The new municipalities were created based on Marti Ahtisaari's status settlement plan for Kosovo.
Peter Faith, the head of International Civilian Office which supervised the municipalities' creation as well as local decentralisation, called on municipal representatives in early summer to start thinking about the post-supervised independence period.
In such circumstances, any normal person would be concerned, Bojan Stojanovic, mayor of a new Serb-dominated municipality of Gracanica near Pristina, told SETimes.
"Everything new causes concern for us in the Balkans," he said.
Stojanovic said he is committed to utilising the new set up in the belief that local leaders can and should resolve existing societal problems.

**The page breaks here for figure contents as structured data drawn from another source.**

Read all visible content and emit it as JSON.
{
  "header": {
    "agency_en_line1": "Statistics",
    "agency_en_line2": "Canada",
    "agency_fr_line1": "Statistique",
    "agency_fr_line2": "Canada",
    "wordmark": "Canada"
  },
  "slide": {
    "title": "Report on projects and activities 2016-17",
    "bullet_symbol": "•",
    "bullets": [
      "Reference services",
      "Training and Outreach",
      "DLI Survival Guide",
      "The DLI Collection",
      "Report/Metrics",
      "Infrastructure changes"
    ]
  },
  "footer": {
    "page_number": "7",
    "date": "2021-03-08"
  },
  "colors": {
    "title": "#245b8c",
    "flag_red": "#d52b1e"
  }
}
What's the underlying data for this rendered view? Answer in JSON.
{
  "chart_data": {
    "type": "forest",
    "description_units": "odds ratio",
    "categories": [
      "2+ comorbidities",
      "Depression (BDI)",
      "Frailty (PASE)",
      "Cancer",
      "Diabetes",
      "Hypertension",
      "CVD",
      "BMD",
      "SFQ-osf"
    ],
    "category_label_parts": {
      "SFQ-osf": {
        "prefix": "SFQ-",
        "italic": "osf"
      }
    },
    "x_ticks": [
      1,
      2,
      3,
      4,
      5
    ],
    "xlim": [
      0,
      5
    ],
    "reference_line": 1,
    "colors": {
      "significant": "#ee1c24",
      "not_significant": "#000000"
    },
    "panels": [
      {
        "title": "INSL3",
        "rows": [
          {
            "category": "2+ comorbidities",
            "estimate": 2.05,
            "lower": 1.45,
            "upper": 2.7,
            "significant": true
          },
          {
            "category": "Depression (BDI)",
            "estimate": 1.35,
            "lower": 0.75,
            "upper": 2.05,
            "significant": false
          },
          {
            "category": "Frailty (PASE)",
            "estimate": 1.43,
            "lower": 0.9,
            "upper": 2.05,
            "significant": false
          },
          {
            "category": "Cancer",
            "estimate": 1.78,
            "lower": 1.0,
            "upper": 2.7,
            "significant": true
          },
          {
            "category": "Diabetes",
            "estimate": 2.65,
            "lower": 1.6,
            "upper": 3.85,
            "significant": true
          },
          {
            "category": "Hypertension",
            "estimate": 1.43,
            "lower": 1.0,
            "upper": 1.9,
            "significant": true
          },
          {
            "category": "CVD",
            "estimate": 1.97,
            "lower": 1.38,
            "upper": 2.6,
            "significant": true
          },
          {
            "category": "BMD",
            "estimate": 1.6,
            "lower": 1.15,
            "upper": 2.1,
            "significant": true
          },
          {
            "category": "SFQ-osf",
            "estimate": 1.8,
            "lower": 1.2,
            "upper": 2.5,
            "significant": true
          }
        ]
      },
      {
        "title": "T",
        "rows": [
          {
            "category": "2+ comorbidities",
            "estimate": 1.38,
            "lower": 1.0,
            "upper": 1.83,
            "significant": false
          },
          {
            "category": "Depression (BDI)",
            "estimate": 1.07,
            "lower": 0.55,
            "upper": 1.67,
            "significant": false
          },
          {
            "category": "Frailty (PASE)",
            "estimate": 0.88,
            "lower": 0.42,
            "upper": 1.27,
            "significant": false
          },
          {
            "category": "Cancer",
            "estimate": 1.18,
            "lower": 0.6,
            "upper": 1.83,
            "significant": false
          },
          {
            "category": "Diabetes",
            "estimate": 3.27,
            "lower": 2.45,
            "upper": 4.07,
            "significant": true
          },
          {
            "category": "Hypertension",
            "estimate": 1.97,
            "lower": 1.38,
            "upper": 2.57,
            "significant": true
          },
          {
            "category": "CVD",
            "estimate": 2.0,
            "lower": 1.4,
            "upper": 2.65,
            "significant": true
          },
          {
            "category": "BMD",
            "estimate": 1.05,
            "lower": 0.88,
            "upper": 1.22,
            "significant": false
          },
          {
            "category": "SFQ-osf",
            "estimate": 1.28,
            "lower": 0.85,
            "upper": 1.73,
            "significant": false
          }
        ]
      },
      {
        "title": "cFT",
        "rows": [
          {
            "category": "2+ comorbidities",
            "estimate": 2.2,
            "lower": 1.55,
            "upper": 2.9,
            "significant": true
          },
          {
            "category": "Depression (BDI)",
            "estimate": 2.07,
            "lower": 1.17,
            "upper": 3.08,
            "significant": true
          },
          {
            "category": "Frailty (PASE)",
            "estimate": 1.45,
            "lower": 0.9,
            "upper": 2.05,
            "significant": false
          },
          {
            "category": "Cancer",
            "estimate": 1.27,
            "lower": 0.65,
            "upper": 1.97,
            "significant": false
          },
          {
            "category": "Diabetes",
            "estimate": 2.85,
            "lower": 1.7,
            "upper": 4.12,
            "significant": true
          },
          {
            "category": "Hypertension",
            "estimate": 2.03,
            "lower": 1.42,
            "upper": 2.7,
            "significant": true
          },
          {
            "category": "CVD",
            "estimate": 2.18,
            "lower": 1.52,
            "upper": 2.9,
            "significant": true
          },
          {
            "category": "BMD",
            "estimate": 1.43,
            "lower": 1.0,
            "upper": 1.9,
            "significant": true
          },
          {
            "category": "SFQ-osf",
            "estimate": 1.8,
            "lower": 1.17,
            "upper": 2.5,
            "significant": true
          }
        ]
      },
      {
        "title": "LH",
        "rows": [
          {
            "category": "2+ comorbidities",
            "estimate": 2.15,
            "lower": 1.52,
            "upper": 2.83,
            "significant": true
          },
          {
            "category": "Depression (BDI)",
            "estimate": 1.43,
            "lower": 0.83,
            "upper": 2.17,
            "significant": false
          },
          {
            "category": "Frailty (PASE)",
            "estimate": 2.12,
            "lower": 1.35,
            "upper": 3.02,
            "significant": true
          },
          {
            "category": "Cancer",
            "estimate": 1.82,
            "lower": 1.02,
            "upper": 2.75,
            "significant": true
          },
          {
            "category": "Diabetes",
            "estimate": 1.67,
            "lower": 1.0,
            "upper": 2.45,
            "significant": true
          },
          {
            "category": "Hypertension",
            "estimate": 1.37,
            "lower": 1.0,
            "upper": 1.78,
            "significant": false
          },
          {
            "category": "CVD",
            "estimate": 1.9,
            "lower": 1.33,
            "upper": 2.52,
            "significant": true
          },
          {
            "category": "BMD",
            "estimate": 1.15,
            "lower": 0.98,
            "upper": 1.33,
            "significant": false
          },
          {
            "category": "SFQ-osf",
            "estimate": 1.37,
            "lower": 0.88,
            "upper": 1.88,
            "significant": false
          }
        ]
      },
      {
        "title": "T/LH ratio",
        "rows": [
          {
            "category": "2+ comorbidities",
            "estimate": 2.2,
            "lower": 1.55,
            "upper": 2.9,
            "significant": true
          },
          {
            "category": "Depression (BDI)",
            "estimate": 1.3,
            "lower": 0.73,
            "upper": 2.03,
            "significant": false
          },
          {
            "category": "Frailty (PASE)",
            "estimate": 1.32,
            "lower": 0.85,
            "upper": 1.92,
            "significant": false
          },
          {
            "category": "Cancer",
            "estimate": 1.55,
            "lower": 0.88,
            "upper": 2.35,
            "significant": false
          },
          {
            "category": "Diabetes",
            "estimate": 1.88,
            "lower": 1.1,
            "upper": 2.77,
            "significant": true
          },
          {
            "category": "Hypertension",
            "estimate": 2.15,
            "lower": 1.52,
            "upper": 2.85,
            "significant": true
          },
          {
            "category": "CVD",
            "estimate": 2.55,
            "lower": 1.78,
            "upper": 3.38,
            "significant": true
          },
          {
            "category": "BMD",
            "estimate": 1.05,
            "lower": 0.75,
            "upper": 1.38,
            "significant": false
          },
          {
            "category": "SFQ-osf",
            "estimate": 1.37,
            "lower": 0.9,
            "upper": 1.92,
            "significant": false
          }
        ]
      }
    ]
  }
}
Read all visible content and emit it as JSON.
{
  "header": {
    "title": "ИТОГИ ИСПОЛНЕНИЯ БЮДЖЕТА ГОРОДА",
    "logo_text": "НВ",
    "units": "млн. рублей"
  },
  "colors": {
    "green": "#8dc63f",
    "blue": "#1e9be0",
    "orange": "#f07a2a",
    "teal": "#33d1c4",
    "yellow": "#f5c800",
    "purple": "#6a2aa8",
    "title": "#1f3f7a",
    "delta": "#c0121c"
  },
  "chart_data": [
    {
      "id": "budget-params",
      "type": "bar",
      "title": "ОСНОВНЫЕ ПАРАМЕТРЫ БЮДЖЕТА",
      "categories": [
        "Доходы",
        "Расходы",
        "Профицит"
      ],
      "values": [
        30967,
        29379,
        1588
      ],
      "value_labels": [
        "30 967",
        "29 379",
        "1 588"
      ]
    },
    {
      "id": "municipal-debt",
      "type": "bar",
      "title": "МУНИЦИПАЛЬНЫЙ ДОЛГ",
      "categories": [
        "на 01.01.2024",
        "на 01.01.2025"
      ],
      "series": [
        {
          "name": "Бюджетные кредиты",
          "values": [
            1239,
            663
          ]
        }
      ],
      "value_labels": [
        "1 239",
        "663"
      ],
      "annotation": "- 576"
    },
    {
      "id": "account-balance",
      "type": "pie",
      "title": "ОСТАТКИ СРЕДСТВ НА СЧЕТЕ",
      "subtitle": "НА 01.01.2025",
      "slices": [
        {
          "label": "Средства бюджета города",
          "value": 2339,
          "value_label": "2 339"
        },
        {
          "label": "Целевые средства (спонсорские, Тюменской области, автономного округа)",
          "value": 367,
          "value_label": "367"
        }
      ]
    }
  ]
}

"We will continue to announce in a public and transparent way all the problems we face, especially the ones linked to the Serbian community," he said.
Arif Bytyc, mayor of the Turkish-dominated municipality of Mamusha in southern Kosovo, said he is not worried about ending international supervision.
"Co-existence between the Turkish and Albanian communities has always been positive and thus, there is no room for concern," Bytyc told SETimes.
But Stojanovic said that the international office did not finish its work prior to departing.
"They should have assisted in preparing a set of laws on construction, fiscal decentralisation, and clarified [the status of] state property," he said.
Kosovo lacks a plan for development, a socio-economic map and an effective strategy for aiding the existence of ordinary people, he said.
"If we do not create conditions for a normal and prosperous life, good education, health and jobs, it is not important if their [departure] happens now, in three or 10 years," Stojanovic said.
The office supervised the implementation of Ahtisaari plan and has advised local authorities since 2008 on developing political institutions and practice based on Western democratic principles.
"Now, Kosovo and its institutions have the necessary capacity to keep functioning without ongoing supervision from the international community," Bytyc said.
Some Serbs disagreed, arguing that the departure of the international supervision mission will make matters worse.
"We used to live in that reality, and now we must join the Kosovo institutions, which is hard," Bojan Todorovic told SETimes.
Still others, like Mamusha resident Eset Mazrrek, said they do not expect the changes will have any practical effects on day-to-day life.
"Instead of the internationals, the central authorities now will co-operate with our leaders, which means there will be no [direct] impact in my life," Mazrrek told SETimes.